With services under so much pressure, we must make sure that 999 calls are reserved for life-threatening emergencies. We must also consider what advice we can get through other services such as NHS 111, NHS online resources and local pharmacists. In addition to the immediate steps to mitigate the pressures on 999 calls, ambulance services and adult social care, we will keep building on our operational response, with particular attention to discharge and expanding on our pockets of best practice.

That is particularly pertinent, given the current levels of covid, which continue to rise. The latest data from the Office for National Statistics shows that the percentage of people testing positive for covid continued to increase across the UK. In England, an estimated one in 19 people tested positive in the week to 6 July, compared with an estimated one in 25 during the previous week, with more than 13,000 patients admitted to hospitals with covid-19.
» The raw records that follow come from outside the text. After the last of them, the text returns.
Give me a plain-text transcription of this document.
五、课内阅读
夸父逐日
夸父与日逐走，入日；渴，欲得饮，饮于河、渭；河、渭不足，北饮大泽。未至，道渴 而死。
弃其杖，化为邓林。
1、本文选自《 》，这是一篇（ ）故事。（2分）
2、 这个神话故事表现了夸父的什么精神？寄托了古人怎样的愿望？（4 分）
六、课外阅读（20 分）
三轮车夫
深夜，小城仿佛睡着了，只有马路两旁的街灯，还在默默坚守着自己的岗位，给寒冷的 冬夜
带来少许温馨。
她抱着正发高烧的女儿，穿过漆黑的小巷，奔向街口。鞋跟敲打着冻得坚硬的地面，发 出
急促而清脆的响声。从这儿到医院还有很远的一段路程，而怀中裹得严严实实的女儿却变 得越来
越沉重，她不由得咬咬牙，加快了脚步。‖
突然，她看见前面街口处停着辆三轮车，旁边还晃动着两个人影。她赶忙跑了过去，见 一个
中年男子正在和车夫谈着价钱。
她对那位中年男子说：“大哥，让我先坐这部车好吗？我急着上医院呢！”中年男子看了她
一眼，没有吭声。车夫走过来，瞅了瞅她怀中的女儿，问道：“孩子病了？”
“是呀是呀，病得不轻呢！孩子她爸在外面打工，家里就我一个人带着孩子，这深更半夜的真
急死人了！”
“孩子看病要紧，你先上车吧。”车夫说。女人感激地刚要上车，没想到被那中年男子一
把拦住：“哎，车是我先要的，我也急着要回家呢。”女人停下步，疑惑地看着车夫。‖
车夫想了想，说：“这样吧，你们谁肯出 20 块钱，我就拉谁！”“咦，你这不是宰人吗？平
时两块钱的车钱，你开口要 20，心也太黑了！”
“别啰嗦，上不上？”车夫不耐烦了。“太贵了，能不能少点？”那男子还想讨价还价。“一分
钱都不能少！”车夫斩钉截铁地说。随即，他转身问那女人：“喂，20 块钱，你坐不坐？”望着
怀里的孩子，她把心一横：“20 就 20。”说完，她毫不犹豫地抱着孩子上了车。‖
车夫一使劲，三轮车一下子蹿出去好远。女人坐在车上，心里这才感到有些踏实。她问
Given those pressures and the expected pressures this autumn and winter from respiratory viruses, we are taking important steps to further align our offers on covid and flu. On Friday, I accepted the Joint Committee on Vaccination and Immunisation’s recommendations for a covid-19 autumn booster programme, focusing on vulnerable cohorts, including everyone aged over 50. At the same time, I took the decision that we should keep offering flu jabs to more cohorts than we did before the pandemic. Taken together, this will reduce the number of people getting seriously ill this autumn and winter, easing pressure on the NHS at a critical time. Vaccines have always been, and continue to be, one of the best protections we have, both for ourselves and for the NHS.

From this heatwave to the foreseeable pressures in autumn and winter, I will continue to work closely with colleagues across health and social care, as well as with Members across the House, to ensure that we can address the challenges ahead. I commend this statement to the House.